Evidence to Action Symposium 9th October 2018 Zoological Society, London

12 Oct 2018
12 Oct 2018

Francis Massé of the University of Sheffield and Annette Hübschle are co-hosting a mini-workshop at the Evidence to Action Symposium.  More than 250 International Wildlife Trade experts will come together at the symposium to explore how evidence can help prompt effective policy and action against illegal trade in wildlife.  At Francis and Annette's mini-workshop, a diverse set of scholars will explore policy, practice, rationales and impacts of wildlife protection economies.

Understanding Conservation Protection Economies: Policy, Practice, Rationales, and Impacts. (Concept Note)

The intensification in commercial poaching, trafficking and the illicit trade in flora and fauna has led to a parallel intensification in efforts to disrupt illicit wildlife economies. Most notably, there is a wealth of policy, practice, and research activity on anti-poaching and law enforcement in protected areas in source countries. Of course, interventions to address IWT are not limited to these spaces and the illicit extraction of biodiversity, but are also focused at and across many scales associated with the IWT supply chain.

Given the sense of urgency attached to the rise in IWT, there is a necessity to understand the challenges and opportunities as well as the impacts of wildlife protection economies on conservation and law enforcement personnel and people living in and around source areas. Recognizing the theoretical paradigms and empirical bases on which IWT-related policing, enforcement, and other responses are based and how this shapes interventions, or not, is equally important. Hence, taking stock of current approaches to address IWT, understanding their challenges, successes, and effects to date, and shedding light on areas where more attention, resources, and research are needed, is a necessary step in shaping informed policy and practice.

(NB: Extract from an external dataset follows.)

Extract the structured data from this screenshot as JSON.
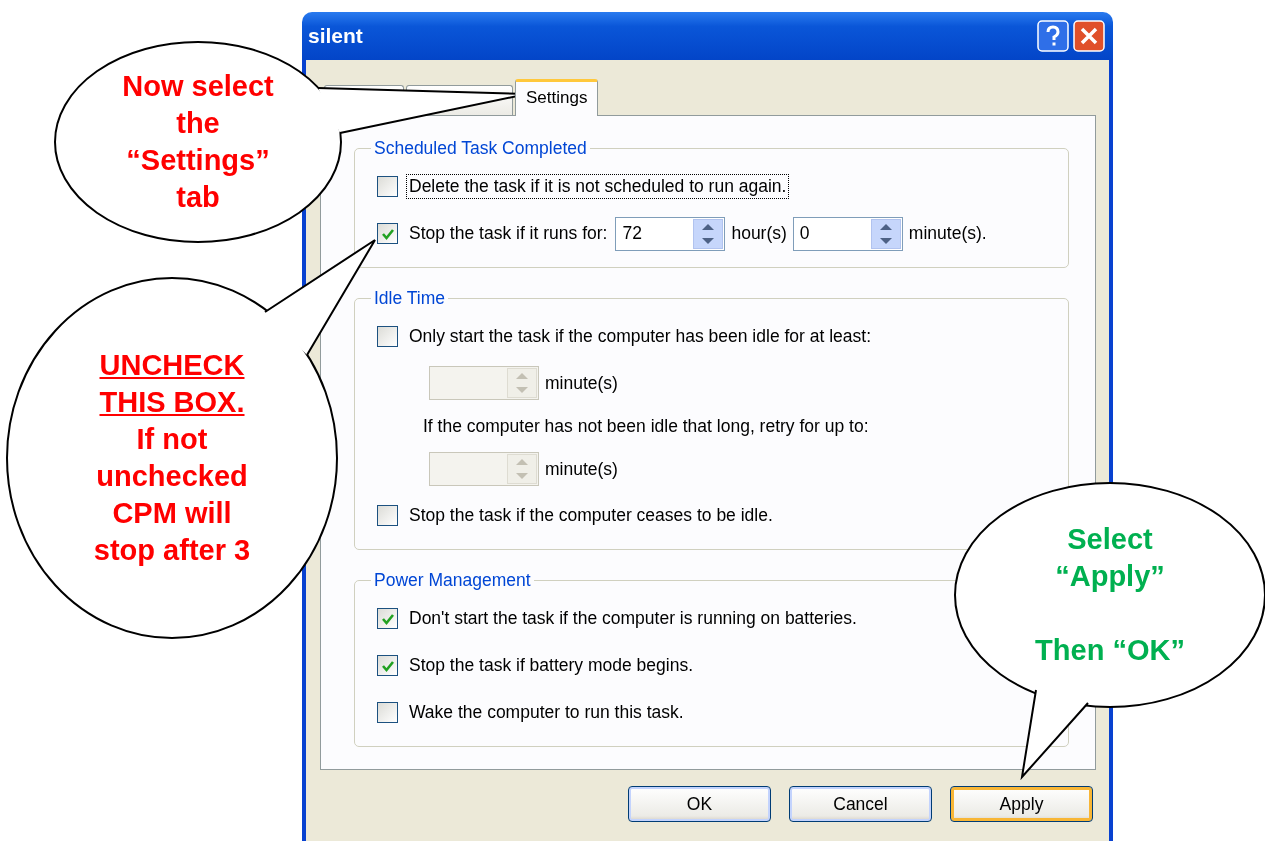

The diversity of approaches in social science research is well-positioned to do just this. Indeed, there is an increasing amount of research by geographers, sociologists, criminologists, crime scientists, anthropologists and more on anti-poaching, conservation law enforcement, and the broad range of efforts being implemented to address IWT. Much of this is complemented by colleagues and research in the natural and conservation sciences.

With this in mind, we invite panellists from a variety of backgrounds and approaches to contribute to our mini workshop as part of the Evidence to Action event. We hope to contribute to an informed and enhanced understanding of the landscape of interventions to address IWT. 

Specifically, we seek panellists who can speak to one or more of the following themes and questions: 

● What does your research method or disciplinary approach offer to an understanding of IWT-related policing, enforcement, and responses?

● Empirical cases of the successes and challenges of different anti-poaching, law enforcement and policing response and lessons learned.

● Comparable case studies on protection economies, illegal markets or criminal networks outside of IWT 

● How might interventions to address IWT be more socially, economically and ecologically just and sustainable?

The 2018 IWT event was jointly organised by Oxford Martin Programme on the Illegal Wildlife Trade, BIOSEC University of Sheffield, Lancaster Environment Centre, the Durrell Institute of Conservation and Ecology, the Zoological Society of London.

On 11th-12th October 2018, the UK Government host a major Heads of Government conference on tackling the illegal wildlife trade (IWT), the London 2018 IWT Conference. One of its central aims is to build coalitions between sectors, including researchers, private sector, NGOs, civil society (including the media) and governments.

To support this aim, five of the UK’s most active IWT research organisations are organising a novel event entitled ‘Evidence to Action: Research to Address the Illegal Wildlife Trade’ to be held at the Zoological Society of London on October 9, 2018. The event will bring together researchers and end-users from across all sectors working on IWT, to find new ways of working together to tackle this complex topic. Research plays a central role in finding real-world solutions to the challenges posed by IWT, in ways that are evidence-based, and effective.